Dr. King’s message of justice and equality and truth is one that is still being spoken. There are still voices in our day who are calling us and our nation to own the difficult truths of our history, and to acknowledge the injustice and inequality in our present. And they are not the voices clamoring for violence in our nation’s capitol, nor those that spout hatred and division. Dr. King’s legacy lives on in the voices of those who advocate for greater inclusion and representation of the “least of these” who have long been excluded and marginalized, the voices of those who preach a message of love and tolerance and peace.
It is painful to be reminded of the inequality that still exists in our nation and in our world, and it’s more painful still to be told that we benefit from this inequality because of the color of our skin. But unless we listen with grace and engage in this hard conversation, our pain and defensiveness will continue to keep our hearts bound. Only the truth will truly set us free.

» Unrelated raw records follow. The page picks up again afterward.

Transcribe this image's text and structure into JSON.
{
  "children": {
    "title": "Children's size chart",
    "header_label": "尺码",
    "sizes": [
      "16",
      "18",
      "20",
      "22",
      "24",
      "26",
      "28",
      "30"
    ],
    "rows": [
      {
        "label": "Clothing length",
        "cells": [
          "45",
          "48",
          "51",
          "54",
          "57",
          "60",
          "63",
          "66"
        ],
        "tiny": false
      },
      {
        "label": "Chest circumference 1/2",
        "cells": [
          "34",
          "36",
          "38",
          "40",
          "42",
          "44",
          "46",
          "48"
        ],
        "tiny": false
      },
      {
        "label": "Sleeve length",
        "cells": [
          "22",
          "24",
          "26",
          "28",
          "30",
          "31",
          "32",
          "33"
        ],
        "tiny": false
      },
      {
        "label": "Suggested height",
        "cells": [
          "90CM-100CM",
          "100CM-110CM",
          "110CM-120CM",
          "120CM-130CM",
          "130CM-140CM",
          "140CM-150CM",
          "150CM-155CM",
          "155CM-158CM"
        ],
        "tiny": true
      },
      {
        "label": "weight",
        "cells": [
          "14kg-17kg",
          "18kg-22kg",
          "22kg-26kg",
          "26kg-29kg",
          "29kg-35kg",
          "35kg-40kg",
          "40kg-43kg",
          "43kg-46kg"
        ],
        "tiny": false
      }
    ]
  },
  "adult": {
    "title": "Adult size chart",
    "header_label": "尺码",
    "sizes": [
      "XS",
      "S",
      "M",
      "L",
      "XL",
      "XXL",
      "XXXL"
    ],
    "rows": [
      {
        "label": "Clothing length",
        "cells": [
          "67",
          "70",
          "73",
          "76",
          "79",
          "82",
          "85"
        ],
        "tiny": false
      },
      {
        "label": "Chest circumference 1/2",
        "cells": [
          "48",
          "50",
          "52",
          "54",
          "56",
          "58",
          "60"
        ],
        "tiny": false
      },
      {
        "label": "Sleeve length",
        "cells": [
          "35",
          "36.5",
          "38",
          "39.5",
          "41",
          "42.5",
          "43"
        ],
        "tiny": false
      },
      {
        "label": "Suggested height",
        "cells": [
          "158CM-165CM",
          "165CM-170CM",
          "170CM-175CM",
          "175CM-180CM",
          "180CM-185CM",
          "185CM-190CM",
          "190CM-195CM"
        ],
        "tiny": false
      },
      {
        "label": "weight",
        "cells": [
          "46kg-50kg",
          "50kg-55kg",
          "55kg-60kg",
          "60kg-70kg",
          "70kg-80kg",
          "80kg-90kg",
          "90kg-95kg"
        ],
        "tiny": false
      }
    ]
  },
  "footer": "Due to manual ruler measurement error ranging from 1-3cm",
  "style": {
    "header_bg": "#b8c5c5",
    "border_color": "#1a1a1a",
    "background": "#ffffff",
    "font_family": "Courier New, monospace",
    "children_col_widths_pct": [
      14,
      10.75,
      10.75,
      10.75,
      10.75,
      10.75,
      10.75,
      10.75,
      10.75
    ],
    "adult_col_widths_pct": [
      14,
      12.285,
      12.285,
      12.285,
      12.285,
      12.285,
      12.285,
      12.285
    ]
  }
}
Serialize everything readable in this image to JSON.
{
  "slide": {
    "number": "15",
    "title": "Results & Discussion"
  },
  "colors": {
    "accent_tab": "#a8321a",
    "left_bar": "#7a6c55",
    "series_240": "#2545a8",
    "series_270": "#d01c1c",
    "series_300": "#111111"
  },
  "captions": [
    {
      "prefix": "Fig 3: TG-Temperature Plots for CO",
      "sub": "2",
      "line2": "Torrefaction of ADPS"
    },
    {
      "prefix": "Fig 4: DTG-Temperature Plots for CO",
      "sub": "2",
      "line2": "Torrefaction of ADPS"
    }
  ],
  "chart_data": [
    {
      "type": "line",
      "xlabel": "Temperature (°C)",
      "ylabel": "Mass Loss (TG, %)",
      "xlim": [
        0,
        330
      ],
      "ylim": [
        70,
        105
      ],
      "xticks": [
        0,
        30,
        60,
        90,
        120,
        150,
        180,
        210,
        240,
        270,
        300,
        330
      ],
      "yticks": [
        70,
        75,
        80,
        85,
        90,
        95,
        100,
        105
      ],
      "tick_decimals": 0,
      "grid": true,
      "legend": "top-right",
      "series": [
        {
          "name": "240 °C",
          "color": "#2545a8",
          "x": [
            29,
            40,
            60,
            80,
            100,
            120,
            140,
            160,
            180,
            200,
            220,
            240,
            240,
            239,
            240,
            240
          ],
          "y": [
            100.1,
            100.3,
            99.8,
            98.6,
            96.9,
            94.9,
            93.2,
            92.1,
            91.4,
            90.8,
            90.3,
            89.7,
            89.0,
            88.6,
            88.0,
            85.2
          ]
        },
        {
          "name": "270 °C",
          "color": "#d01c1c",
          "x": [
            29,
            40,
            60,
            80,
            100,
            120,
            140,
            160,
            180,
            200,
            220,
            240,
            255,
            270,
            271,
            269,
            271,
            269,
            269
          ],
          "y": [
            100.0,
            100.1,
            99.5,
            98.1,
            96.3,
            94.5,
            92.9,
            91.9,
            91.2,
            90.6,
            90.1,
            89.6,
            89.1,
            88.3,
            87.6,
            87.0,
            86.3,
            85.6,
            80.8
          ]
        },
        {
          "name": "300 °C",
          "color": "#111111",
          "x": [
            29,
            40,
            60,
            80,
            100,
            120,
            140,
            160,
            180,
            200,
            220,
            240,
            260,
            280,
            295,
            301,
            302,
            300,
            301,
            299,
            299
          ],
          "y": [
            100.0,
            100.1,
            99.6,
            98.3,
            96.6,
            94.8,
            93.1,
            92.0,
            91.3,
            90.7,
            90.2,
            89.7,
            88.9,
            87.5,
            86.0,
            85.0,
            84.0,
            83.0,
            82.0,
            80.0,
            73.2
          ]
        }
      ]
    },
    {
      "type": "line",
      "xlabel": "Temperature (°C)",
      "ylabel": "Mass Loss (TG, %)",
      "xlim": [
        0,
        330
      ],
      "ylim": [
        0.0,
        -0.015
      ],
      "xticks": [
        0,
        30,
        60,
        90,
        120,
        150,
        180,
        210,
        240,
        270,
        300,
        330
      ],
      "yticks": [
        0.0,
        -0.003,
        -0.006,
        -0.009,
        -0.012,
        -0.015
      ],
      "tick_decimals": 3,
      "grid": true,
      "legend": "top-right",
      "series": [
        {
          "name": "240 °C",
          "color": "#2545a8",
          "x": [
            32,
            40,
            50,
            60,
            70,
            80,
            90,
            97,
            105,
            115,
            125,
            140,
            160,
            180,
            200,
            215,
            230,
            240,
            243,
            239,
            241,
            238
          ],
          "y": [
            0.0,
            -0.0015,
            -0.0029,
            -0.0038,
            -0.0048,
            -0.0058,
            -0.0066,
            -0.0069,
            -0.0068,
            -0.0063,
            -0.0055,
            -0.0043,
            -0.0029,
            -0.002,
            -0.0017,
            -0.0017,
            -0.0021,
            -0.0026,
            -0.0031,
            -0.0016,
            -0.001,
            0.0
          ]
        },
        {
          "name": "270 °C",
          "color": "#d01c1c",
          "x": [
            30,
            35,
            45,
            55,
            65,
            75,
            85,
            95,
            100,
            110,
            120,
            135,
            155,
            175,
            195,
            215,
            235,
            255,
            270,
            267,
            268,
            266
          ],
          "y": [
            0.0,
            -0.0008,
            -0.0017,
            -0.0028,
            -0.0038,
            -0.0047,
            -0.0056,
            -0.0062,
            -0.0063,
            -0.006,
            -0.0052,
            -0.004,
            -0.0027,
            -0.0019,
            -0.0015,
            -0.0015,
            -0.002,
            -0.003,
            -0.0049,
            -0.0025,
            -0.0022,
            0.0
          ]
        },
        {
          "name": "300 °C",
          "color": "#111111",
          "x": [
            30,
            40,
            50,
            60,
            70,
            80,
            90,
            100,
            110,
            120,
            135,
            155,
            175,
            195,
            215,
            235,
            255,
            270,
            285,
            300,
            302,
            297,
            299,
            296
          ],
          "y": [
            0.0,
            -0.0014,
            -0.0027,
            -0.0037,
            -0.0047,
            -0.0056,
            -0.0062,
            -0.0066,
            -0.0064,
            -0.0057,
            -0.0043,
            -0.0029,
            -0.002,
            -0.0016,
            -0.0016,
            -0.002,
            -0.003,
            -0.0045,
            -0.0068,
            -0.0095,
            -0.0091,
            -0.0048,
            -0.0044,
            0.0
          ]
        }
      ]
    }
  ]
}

God speaks truth to us through our prayers, through our worship, and sometimes even through our neighbor. And we can trust that, even when God speaks hard truths to us, it is done with love. God cares enough about relationship with us to tell us the truth, even when it hurts. As we continue to follow Christ on the path of discipleship, I pray that we may all have the patience to listen for God’s word, and the humility to receive it with grace when we hear it. And I pray also that we may have the courage of Samuel to boldly proclaim the truth in love.
The truth hurts sometimes – both to speak and to receive. But as we imitate Christ in hearing and speaking the truth in love, I have no doubt that truth is also what will set us free.